Oxidation behavior of Incoloy 800 under simulated supercritical water conditions

For a correct design of supercritical water-cooled reactor (SCWR) components, data regarding the behavior of candidate materials in supercritical water are necessary. Corrosion has been identified as a critical problem because the high temperature and the oxidative nature of supercritical water may accelerate the corrosion kinetics. The goal of this paper is to investigate the oxidation behavior of Incoloy 800 exposed in autoclaves under supercritical water conditions for up to 1440 h. The exposure conditions (thermal deaerated water, temperatures of 723, 773, 823 and 873 K and a pressure of 25 MPa) have been selected as relevant for a supercritical power plant concept.
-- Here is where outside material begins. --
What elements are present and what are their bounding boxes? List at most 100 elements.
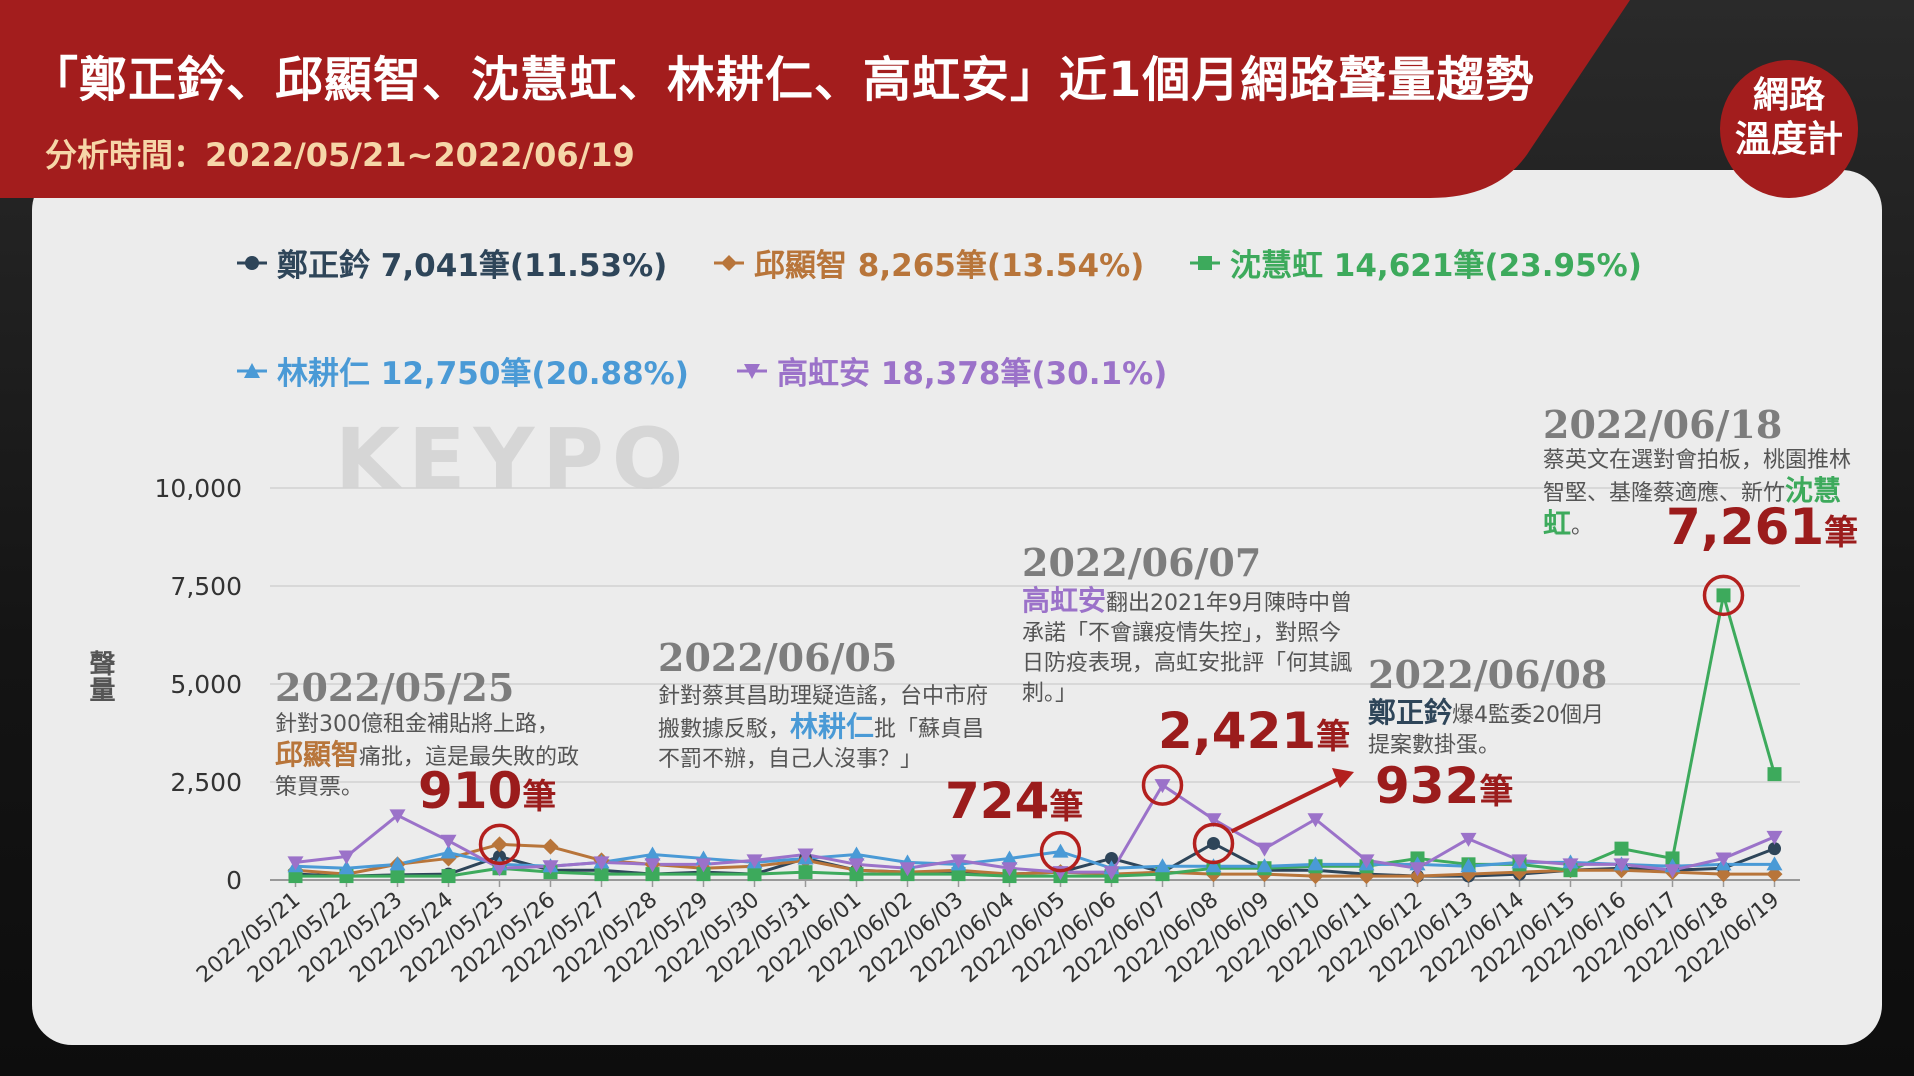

To investigate the structural changes of the oxide films, X-ray diffraction (XRD), scanning electron microscopy (SEM), energy dispersive X-ray spectrometry (EDX) and electrochemical impedance spectroscopy (EIS) analyses were used. Results show changes in the oxides chemical composition, microstructure and thickness versus testing conditions (pressure, temperature and time). The oxide films are composed of two layers: an outer layer enriched in Fe oxide and an inner layer enriched in Cr and Ni oxides corresponding to small cavities supposedly due to internal oxidation.